This past week has been amazing. I’ve done so many thing that stretched me as a person, and faced many fears. There are lots of things I never thought I’d be able to accomplish, and yet here I am. I’ve at last and finally started the process of facing and recovering from my PTSD, which has all but taken over my life for the past two years. I have had such a difficult time admitting just how much it has affected me, and pridefully, it embarrasses me. I have had to unlearn the art of lying about the extent of my problems, something I am still not good at.
It’s been a painful struggle, and finding my value and worth in the midst of such a trail been has been soul-stretching, to say the least. But throughout it all, I have found the comfort of God. He lead me to the highlight of my life this weekend, when I was blessed to receive my endowments. This is a day I will forever cherish. I felt both prepared, and yet so unprepared.
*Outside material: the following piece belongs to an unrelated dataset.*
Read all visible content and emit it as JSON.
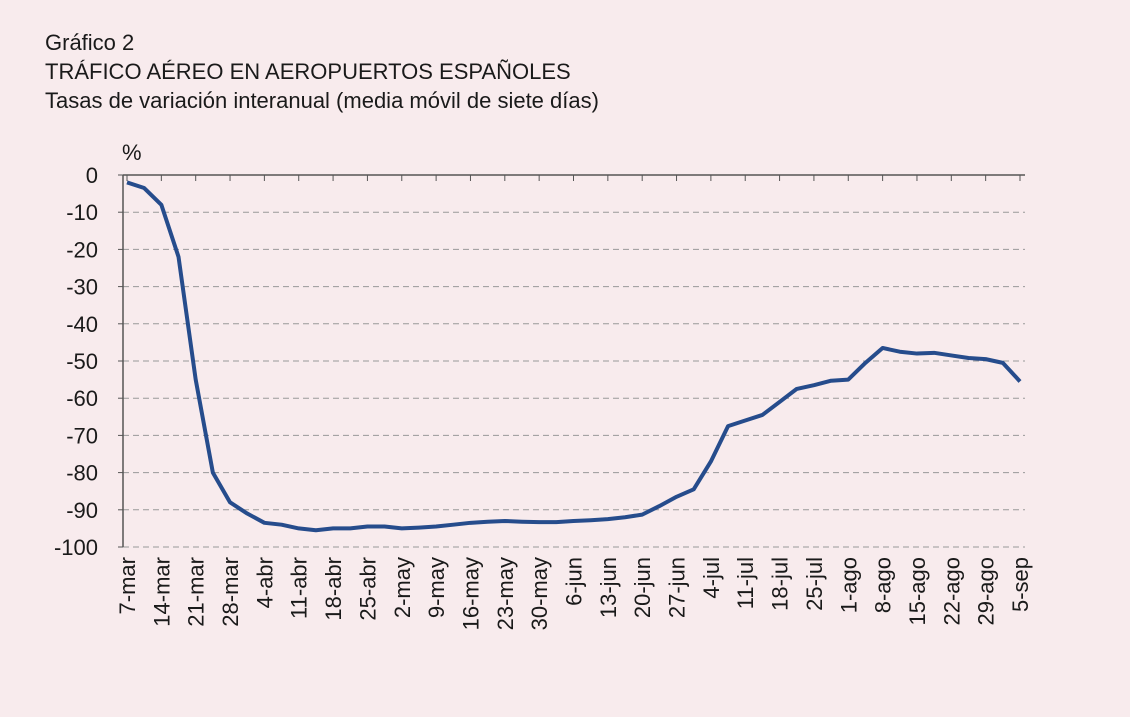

I had challenged myself to attend the temple every day until then in order to better understand the promptings of the spirit that I might feel. I didn’t want to miss a single thing on my big day. I knew this was a huge step for me, and that God was very proud. What I didn’t know is that that challenge was what would keep me sane. As it always is when making wonderful, righteous decisions, the adversary tries extra hard to hurt us beforehand, as well as after. My personal struggles that I had already been failing at increased beyond everything I thought I could bear.
The temple became my refuge. I needed it so badly every day that I put everything I had into getting there. I barely had the health to walk there, but I knew I had to. While this sounds extreme and crazy, and looking back I honestly don’t understand half of what went on, this was an amazing testimony builder to me. I learned so personally to lean wholly and completely on God. I let go of all of the little things I’d been using to cope before, and God was all I had left.
Sometimes, it’s honestly hard to put everything aside and look to God. Sometimes, I’d rather do anything but, because I’m ashamed, angry, confused, or lost. Sometimes even when I’m happy and content. But I know without a doubt that he makes everything possible. I may not always like who I am without his help, but I sure like the me I’m becoming with his loving guidance.
I’d be remiss if I didn’t say how incredibly in love with life I am. God has turned my storms into something beautiful. After this Friday, I have no more desire to sin. Obviously, though, I’m human and I still do thoughtless, dumb, and clumsy things, but my malice is gone. Maybe not forever, but I’m going to enjoy every minute it is. Love is the answer. God is love. We live in a beautiful and amazing world surrounded by brothers and sisters with so many unique and precious gifts, and we are showered daily in blessings of every kind. I am so grateful to my Savior, Jesus Christ, and to my God and king. With all my heart I wish to shout, “Alleluia!”